I haven’t checked my sources (okay, my source is a young adult novel read in eighth grade; it’s either Slaughter by Auto or Under the Influence by W. E. Butterworth, a pen name for the writer better known as W. E. B. Griffin, also a pen name), but if they are to be believed (and the author isn’t known for making this stuff up; he writes detective procedural novels), the speed limit on most American highways was 65 mph for a long time. It was lowered in the late 70s to 55.
You know why? It had nothing to do with safety. Engineers decide speed limits for safety based on roads themselves. That’s why the limit on the freeway through Honolulu is 45 or 50. The engineers set that.
The limit was lowered nationwide because we were in the middle of a gasoline shortage. Car engines didn’t burn fuel as efficiently then at higher rates of speed. This is less true today, as engines are designed to run better and more efficiently at whatever speed, but it was absolutely true then (less absolutely if you drove a manual transmission).
The government lowered the speed limit in order to get us burning less fuel. Given the circumstances, it’s totally understandable. Rough times call for rough governmental measures. This is not a rant about masks or the president’s COVID relief bill, although if you want to apply it there, I’m cool with it.

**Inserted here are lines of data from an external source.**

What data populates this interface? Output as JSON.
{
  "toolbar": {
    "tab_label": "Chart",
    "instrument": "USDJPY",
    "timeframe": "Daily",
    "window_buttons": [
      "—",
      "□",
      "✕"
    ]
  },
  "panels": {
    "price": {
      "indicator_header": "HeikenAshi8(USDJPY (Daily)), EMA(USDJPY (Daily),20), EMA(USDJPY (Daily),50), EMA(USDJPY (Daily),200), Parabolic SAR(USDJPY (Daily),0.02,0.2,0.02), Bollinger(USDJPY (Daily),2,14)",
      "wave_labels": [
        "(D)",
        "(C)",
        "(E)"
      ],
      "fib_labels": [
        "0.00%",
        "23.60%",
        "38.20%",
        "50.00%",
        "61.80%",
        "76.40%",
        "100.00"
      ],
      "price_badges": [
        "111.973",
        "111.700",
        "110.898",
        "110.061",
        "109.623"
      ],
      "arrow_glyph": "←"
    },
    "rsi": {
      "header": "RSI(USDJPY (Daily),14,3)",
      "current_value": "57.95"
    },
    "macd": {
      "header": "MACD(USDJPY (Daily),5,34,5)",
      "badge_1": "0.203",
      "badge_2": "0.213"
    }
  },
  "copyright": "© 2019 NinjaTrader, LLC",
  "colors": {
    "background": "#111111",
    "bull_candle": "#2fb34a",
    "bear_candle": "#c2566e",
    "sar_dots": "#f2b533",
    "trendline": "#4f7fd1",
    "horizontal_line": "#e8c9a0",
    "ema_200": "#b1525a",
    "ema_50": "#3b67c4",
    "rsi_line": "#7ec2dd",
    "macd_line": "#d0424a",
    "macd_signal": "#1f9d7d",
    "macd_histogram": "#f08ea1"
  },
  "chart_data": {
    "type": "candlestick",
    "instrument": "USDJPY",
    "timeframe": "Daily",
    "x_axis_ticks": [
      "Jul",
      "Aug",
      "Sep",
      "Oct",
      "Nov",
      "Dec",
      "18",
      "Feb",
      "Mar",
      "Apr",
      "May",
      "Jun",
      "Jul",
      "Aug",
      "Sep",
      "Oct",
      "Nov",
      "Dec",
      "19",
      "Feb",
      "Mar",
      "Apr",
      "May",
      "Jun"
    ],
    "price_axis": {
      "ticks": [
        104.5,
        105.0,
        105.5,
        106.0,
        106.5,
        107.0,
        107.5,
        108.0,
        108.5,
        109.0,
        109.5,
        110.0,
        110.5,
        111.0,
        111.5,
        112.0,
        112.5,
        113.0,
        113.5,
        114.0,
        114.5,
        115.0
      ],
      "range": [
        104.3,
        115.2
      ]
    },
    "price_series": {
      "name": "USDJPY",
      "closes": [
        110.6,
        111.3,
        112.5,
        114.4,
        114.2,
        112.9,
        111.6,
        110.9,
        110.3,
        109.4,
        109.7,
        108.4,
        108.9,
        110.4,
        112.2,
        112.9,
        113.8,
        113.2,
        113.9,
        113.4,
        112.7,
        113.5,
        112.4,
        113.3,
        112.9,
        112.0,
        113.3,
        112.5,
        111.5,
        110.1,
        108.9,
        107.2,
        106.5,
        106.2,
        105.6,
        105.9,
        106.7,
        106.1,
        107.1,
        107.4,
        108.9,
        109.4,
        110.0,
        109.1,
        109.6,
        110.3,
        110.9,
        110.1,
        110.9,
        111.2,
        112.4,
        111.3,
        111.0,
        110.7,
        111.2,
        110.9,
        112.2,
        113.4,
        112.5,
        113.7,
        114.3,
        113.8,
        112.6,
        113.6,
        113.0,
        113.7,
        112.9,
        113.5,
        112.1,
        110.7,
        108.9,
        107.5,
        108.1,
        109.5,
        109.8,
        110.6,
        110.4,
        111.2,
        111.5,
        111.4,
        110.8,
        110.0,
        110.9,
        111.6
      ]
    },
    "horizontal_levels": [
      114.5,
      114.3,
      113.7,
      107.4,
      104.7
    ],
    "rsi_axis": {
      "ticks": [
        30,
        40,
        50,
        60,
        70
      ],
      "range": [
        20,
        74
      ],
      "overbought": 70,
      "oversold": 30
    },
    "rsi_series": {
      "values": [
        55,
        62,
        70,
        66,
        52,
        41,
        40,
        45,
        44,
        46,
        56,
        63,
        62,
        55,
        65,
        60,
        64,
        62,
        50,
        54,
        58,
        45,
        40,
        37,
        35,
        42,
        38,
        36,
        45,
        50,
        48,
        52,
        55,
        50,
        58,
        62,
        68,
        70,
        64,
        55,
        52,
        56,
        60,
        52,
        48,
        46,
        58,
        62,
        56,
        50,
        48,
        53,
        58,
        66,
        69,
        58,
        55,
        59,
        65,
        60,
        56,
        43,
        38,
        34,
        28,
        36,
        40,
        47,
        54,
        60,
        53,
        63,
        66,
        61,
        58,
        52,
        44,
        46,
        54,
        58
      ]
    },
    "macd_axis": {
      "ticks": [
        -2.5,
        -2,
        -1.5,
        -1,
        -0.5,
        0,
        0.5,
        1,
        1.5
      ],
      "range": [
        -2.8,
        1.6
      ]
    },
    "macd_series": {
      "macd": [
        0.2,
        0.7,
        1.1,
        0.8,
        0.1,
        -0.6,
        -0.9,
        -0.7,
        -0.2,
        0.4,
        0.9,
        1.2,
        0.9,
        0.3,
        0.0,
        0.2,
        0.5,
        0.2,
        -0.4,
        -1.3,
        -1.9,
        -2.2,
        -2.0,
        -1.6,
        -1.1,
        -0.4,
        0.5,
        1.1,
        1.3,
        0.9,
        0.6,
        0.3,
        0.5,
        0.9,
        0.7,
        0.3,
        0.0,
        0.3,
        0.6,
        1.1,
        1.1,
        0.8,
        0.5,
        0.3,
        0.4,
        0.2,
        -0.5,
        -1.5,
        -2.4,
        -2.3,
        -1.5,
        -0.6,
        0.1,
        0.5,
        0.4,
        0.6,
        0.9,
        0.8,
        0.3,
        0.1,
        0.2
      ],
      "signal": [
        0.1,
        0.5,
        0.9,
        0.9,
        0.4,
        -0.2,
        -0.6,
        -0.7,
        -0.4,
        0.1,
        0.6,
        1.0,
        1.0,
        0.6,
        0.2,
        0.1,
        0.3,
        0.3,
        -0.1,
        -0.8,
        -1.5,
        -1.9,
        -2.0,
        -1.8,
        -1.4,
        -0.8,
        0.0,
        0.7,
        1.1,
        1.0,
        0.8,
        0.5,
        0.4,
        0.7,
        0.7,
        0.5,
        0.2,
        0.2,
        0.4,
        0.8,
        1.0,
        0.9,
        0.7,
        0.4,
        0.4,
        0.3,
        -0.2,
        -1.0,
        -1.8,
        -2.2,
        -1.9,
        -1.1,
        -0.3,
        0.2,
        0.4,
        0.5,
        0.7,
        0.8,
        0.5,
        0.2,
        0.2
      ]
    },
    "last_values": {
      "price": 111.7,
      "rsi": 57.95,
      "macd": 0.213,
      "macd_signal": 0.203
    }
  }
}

Obeying the speed limits is kind of an arbitrary thing for most of us anyway. The truth is, most people drive as quickly as they feel safe. The limit may be 25 on Nuuanu Avenue, but if the road is covered in steel plates, as it has been for like a year, very few people will drive 25. And if you live here, you know how slowly people drive to work on weekdays when it rains.
I live in a neighborhood with lots of multi-generational homes, which means lots of cars parked on the street (instead of in carports). And since it’s an old neighborhood, the streets are narrow and there are no sidewalks. Very few people drive 25 through my area because it feels very unsafe. And it is!
That stretch of freeway between Waipahu and Makakilo, though, is long and straight, and the limit may be 55, but if you drive 55 there, everyone is passing you. Unless it’s at night, in which case you have mixed observations. There are no freeway lights there, or at least there weren’t when I grew up in Waipahu.
This is all to illustrate one point in my thesis: we are generally a people who respects laws, but in many cases, such as when we’re on the road, our behavior and attitudes are goverened by something else.
Okay it’s a few minutes past eleven and I’ve got the typing itch out of my fingers, so it’s time to eat some dried apricots and kiiiiinda think about what I want Saturday to look like. Then it’s early to bed because pea soup.